Tag: #bullying

  • ODDS and ENDS – See, I Was Right

    “Odds and Ends” is my continuing series of random thoughts and follow ups…

    First of all, I was right about the Super League. An Op-Ed in The New York Times pretty much said the same thing that I did, (At least I think so) and Five-Thirty Eight also had a Chat about it as well. The bottom line is that the Super League is Dead. Long Live The Super League!

    Pretty shocked that the writer of the Philip Roth biography is now being accused of sexual assault. Won’t be buying that book now.

    I am strangely finding myself interested in how the Knicks are doing. Though basketball is my family’s sport of choice, I have never been a big pro-basketball fan. But something about the team this year has me paying attention. Maybe it’s Rose, maybe it’s the better defense, maybe I like rooting for the underdog. Something.

    I know I am late to the game, but I have been following the Scott Rudin story. It broke at the start of April, and if you don’t know, Rudin is an Oscar and Tony winning producer who is an awful person to work for. He bullies people, screams at them, breaks stuff, throws tantrums, and, well, he’s an asshole. From the years of working at rehearsal studios, I have encountered many Rudin types; they asshole their way to success. Sadly, Rudin types aren’t created in a vacuum, they are enabled. Until the enablers are addressed as well, Rudin types will keep thriving in the entertainment world.

  • Trouble Sleeping, Some Anxiety

    I have been having trouble sleeping of late. The other night was pretty bad. It took a while for me to get tired, and then when I did go to bed, I couldn’t stay asleep. It felt like I was waking up every thirty minutes or so. The thought that kept replaying in my head was that I wouldn’t be able to get a job when everything gets better, because I will need to get a job. We can get by on one income, but we can’t get ahead unless I bring in some money.

    I keep thinking that I am not going to get a job because I’m too old. And I kept thinking that I am not going to get a job, because I don’t have any useful skills. And I kept feeling worse and worse about myself. It created a downward spiral of negative thought, that I just couldn’t shake.

    And then I went to a very dark place. It wasn’t so much a specific memory, but more of recalling a deep emotional feeling. I started to relive the emotions of the time period when my mother was dying, and the complete lack of sympathy I received from my co-workers. (To make this quick, the place that I worked wanted me to quit to save money, so two co-workers took it upon themselves to bully and harass me so that I would leave. And yes, I did go to HR and they said there was nothing they could do.) It was difficult to deal with the emotions of losing my mother, while also having to survive eight hours of isolation and intimidation. It was a one-two punch that was miserable, and depressingly lonely. I am very fortunate that I have my wife, family, and friends, as without them, I don’t think I would have survived that period.

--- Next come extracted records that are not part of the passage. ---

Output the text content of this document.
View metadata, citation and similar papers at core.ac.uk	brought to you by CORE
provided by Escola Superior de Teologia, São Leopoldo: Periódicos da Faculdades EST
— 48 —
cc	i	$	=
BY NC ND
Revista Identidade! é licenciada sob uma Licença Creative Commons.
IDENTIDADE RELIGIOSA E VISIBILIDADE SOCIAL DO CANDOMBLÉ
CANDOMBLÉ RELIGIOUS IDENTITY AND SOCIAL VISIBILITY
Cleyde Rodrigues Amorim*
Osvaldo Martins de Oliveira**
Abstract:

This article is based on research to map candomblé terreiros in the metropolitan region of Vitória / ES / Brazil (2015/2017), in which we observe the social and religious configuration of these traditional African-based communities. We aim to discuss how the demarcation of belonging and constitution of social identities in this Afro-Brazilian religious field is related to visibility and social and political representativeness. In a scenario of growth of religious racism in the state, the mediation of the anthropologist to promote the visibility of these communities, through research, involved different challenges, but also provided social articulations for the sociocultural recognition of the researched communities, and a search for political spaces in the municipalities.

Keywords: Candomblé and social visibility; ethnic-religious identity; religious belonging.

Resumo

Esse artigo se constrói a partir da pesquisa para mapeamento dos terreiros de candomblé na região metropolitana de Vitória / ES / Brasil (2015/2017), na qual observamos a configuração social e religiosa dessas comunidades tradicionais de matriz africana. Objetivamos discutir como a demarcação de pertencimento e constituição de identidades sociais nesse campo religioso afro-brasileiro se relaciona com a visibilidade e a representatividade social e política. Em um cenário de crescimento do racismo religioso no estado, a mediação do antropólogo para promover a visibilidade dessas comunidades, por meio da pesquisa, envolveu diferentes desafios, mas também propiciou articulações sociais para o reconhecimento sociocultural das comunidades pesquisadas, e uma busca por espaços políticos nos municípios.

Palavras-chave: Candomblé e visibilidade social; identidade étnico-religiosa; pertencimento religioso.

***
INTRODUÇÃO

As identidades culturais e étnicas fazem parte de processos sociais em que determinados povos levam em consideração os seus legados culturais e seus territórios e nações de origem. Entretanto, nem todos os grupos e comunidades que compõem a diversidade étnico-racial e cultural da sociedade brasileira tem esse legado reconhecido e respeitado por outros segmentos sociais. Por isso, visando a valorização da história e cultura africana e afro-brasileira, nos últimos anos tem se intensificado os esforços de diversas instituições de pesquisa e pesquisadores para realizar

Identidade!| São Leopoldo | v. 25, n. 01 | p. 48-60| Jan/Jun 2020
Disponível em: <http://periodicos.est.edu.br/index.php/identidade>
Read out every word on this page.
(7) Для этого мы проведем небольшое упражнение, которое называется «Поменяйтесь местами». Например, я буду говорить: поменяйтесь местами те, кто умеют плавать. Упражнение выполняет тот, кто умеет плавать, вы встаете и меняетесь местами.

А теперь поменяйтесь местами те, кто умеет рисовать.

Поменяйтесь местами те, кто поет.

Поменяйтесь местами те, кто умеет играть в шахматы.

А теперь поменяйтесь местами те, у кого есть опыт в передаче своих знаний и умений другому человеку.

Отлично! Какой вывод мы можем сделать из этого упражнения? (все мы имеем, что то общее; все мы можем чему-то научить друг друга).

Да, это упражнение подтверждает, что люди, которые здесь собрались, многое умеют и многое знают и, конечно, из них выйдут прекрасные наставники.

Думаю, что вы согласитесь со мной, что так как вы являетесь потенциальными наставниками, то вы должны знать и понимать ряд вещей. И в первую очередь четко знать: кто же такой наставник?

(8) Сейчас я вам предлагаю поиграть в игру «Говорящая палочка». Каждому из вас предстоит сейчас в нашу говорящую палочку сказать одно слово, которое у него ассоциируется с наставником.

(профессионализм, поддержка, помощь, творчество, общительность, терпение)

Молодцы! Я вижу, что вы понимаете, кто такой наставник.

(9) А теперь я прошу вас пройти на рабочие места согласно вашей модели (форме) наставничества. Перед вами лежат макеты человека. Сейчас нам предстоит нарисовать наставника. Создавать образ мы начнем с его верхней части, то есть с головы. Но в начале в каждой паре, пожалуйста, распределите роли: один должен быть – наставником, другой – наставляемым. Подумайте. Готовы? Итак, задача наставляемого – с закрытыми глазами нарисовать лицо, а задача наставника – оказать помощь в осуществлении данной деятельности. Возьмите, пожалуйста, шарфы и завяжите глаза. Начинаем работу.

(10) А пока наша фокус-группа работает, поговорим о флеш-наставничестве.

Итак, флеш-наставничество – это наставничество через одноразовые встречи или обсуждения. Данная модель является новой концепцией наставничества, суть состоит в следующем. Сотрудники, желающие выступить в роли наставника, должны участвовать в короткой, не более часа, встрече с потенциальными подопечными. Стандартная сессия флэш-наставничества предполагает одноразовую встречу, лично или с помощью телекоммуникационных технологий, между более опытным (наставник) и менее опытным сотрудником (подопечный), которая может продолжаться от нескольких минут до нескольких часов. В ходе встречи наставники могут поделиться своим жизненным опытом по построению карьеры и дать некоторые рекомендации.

    I like to think of myself as a mentally well-adjusted and fit person. That was an awful period of time, but I did come out on the other side with a better relationship with my wife, and father, and family, and friends. And all of that was due to talking about it, and sharing, and making ourselves vulnerable which allowed healing. It’s still a work in progress, as there are bad days, like the other night. But… I know it will get better.

  • Flashback

    I was checking a shared work folder in my DropBox, when I saw a folder of documents that I haven’t looked at for over a year. It was a protection folder that I had from my last job in New York, which contained email and documents that I could use as evidence of the unprofessional behavior and harassment that I was receiving from people in the theatre department. Funny thing was that I thought that the “company” would want this information when I filed a complaint, but at the end of my time there, it became clear that the Exec’s decided that I was the expendable one. Not that I was fired, but no one wept for me when I left for California.

    And when I looked at these documents again, I had a pure flashback of the anxiety and stress of that time in my life. The whole situation tested my moral center as this was a situation where people were clearly doing unethical things, bordering on illegal, but nothing happened to them. I had believed, and still do, that if you behave badly, it will come around. Somehow, it still hasn’t happened. And it might never happen to those two guys.

    The other awful part was that people aw what was happening to me, and no one said anything. People looked the other way and didn’t want to get involved. That’s how bullying works; it the fear that bully will turn on you.

    And I thought about deleting all of it. Just clearing it out of my life.

    But, I think I need the reminder. I don’t think it’s healthy to never remember that situation.